La Luna como primera línea de defensa biológica
Los propios autores reconocen que la posibilidad de descubrir vida extraterrestre sigue siendo una incógnita. Sin embargo, argumentan que la historia demuestra que los mayores errores suelen producirse cuando las sociedades se enfrentan a riesgos nuevos sin haber desarrollado planes de contingencia adecuados.
La propuesta de una instalación lunar de biocontención no pretende frenar la exploración espacial ni dificultar la búsqueda de vida fuera de la Tierra. Al contrario, busca garantizar que uno de los descubrimientos más importantes de la historia de la humanidad pueda producirse de forma segura.
Los científicos concluyen que encontrar vida extraterrestre podría convertirse en uno de los mayores hitos científicos jamás alcanzados. Pero también recuerdan que la prudencia forma parte del método científico.
Durante décadas, la ciencia ficción imaginó invasiones alienígenas protagonizadas por criaturas gigantescas y civilizaciones hostiles. Moxley y Ricciardi plantean un escenario mucho menos espectacular, pero posiblemente más realista: la llegada inadvertida de un microorganismo desconocido transportado en una muestra de roca o en el equipo de una misión espacial.
Y sostienen que, antes de abrir esa puerta, la humanidad debería construir su primera línea de defensa biológica a casi 400.000 kilómetros de distancia. En su opinión, la Luna podría convertirse algún día en «la primera línea de defensa biológica de la humanidad».▪️(21-junio-2026)
PREGUNTAS & RESPUESTAS: Biocontención y Luna
👾 ¿Existe actualmente una instalación de biocontención en la Luna?
No. Se trata de una propuesta científica publicada en la revista Ambio.
👾 ¿Se ha encontrado vida extraterrestre?
No.
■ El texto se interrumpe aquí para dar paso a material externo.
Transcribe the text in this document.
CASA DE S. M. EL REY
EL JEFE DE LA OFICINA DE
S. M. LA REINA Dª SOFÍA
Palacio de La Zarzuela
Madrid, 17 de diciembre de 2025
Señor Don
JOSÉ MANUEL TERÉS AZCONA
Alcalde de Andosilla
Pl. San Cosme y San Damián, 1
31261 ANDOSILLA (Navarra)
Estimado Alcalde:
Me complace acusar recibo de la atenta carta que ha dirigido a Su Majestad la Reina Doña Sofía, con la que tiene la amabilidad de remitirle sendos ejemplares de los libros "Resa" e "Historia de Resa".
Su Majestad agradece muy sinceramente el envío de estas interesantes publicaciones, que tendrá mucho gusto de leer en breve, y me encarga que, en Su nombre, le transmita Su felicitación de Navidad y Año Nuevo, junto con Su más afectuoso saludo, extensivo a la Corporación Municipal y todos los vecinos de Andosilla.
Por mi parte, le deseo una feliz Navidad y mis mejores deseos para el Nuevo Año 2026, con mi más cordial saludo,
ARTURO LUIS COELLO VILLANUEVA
Hasta la fecha no existe ninguna evidencia confirmada de vida fuera de la Tierra.
👾 ¿Qué es la protección planetaria?
Es el conjunto de medidas destinadas a evitar la contaminación biológica entre la Tierra y otros cuerpos celestes.
👾 ¿Por qué preocupa Marte?
Porque es uno de los lugares del Sistema Solar donde pudo existir vida microbiana en el pasado y de donde podrían regresar muestras durante las próximas décadas.
👾 ¿Qué ventaja tendría una cuarentena lunar?
Permitiría analizar materiales extraterrestres lejos de la biosfera terrestre y reducir el riesgo de contaminación accidental.
LO MÁS IMPORTANTE DEL ESTUDIO, EN 30 SEGUNDOS
🔹 Un nuevo estudio propone que la NASA construya una instalación de biocontención en la Luna para analizar cualquier muestra extraterrestre antes de que llegue a la Tierra.
🔹 Los investigadores advierten de que un hipotético microorganismo alienígena podría tener consecuencias ecológicas impredecibles para la biosfera terrestre.
🔹 La propuesta plantea que todas las muestras recogidas en la Luna, Marte o cualquier otro cuerpo celeste pasen primero por una cuarentena lunar.
🔹 Los científicos se apoyan en décadas de estudios sobre especies invasoras, que han demostrado cómo organismos introducidos en nuevos ecosistemas pueden provocar daños irreversibles.
🔹 El debate cobra especial relevancia ante los futuros programas de retorno de muestras, como Mars Sample Return, que pretende traer a la Tierra material recogido por el rover Perseverance.
🔹 Según los autores, la Luna podría convertirse en la primera línea de defensa biológica de la humanidad frente a los riesgos derivados de la exploración espacial y la búsqueda de vida extraterrestre.